Righteousness from God dependent on Faith

“And that I might be found in him, not having my own righteousness from the Law, but rather through faith in Christ — a righteousness from God that is dependent on faith.”

(Philippians 3:9)

“Therefore, having been justified as a result of faith, we have peace toward God through our Lord, Jesus Christ.”

(Romans 5:1)

This is one of the most theologically significant verses in Scripture when it comes to the nature of the righteousness we have in Christ. Paul is making it very clear that the Christian does have a righteousness … a righteousness that comes not from the works of the individual (for our works are surely dung) but instead that comes from Jesus himself — the works of Jesus imputed to the believer. We might even say, on the basis of this text, that this righteousness is a sign that genuine faith has been given to the believer (a sign of rebirth).

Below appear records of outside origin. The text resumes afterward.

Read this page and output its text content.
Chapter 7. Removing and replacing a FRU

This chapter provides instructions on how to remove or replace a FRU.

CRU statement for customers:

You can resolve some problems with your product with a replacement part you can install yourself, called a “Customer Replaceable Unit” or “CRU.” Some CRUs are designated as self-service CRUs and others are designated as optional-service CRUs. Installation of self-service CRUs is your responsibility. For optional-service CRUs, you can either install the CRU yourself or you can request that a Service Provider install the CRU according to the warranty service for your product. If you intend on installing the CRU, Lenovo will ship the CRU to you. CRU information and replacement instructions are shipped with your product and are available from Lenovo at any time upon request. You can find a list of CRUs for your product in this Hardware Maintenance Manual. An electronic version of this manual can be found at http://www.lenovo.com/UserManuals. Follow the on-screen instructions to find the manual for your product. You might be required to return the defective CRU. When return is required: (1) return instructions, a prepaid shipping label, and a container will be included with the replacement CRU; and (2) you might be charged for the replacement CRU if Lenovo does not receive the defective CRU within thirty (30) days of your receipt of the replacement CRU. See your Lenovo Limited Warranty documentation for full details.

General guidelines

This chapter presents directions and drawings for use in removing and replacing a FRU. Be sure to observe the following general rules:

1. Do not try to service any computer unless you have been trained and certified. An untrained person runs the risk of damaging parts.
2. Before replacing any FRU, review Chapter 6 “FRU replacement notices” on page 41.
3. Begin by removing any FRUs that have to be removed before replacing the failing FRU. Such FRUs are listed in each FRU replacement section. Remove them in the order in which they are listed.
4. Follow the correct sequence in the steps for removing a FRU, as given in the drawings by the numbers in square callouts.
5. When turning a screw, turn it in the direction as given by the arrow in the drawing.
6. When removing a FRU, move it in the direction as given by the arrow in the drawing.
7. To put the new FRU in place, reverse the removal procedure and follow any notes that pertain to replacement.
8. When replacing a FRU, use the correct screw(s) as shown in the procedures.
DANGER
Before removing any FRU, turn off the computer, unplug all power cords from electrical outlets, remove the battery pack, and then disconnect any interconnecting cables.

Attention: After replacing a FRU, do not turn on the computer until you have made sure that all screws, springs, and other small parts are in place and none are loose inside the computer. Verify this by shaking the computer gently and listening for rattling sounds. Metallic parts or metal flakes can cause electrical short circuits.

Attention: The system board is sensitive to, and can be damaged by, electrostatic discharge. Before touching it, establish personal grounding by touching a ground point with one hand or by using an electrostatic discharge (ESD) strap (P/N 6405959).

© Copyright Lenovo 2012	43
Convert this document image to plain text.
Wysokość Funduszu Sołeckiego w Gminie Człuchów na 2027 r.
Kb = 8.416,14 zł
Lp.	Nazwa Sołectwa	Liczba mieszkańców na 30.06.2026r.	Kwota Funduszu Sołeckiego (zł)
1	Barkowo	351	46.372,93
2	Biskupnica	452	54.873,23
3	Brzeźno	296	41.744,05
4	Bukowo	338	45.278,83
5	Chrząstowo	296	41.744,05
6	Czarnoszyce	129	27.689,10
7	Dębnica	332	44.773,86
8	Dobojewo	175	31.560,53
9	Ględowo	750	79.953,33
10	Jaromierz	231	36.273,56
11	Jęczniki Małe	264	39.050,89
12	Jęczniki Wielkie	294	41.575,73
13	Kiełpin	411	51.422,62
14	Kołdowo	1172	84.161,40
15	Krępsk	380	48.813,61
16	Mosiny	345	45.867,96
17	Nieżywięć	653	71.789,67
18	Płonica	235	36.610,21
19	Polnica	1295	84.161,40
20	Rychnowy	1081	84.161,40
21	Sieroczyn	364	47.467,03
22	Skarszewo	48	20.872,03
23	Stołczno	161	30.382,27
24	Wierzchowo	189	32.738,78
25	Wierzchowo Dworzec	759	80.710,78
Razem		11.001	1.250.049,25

I think that it is worth clarifying a distinction here between Paul’s language in this verse and the language he uses in Romans 5:1…namely the distinction between righteousness dikaiosu/nh (dikaiosune) and justification dikaio/w (dikaio’o). We should note that both are related words, the first being a noun and the second being a verb. They also both deal with a legal standing that one might have before a judge or a court of law. The verb, dikaio/w (dikaio’o) — “to justify” — refers to a pronouncement made by a judge that a person is righteous. The noun, dikaiosu/nh (dikaiosune) — “righteousness” — refers to that actual righteousness that a person has which is the basis for the pronouncement by the judge.

Why is this important? It is argued by some (incorrectly so) that the reason those justified are righteous is because of the pronouncement that they are righteous. Yet, that presumes righteousness to be an adjective and not a noun, and thus a description and not a thing. Yet, when the term dikaiosu/nh (dikaiosune) — “righteousness” — is used in Paul (and also in the LXX), it is a term that refers to the actual righteousness of the one coming under judgment.

Are we splitting hairs here? At first, it might seem like it, but let me explain a little further. If righteousness is something that is based on the declaration of God as judge, then it has been argued by some that the personal nature of salvation becomes something that God does for a group or a body of people — God declares the church to be righteous…further, your standing before God then relies on the standing of the church and not your own standing before God.

While Jesus did establish the church, our righteousness does not come from the church or our relationship to it. What Paul is teaching here is that God pronounces us to be justified because we are righteous. And why are we righteous? Certainly not because of our own works … they are dung … we are righteous through faith in Jesus Christ. God gives rebirth, generates saving faith within us which imputes to us Christ’s righteousness, and then he declares what is so — that we are righteous…not by works of the law, but by the work of Christ. And faith, which Paul writes is the basis on which righteousness stands or falls, comes from and finds its power in Christ.

And folks, that is good news because our works are dung and the church has often misled, falling far short of what Christ instituted it to be. That does not mean that we abandon the church as some in the emergent movement have sought to do, but simply that we recognize that our standing before God is not built on the church. Yet, as people who have been made righteous, we are to work as the church to be salt and light, to disciple the nations, and to tear down the high places that this world has set up to rail against God. We have work to do as the church, work not done in our own strength, but in the strength that comes from the Lord Jesus Christ through the Holy Spirit…and work that is done righteously not because of our own righteousness, but because of the righteousness of Christ imputed to us.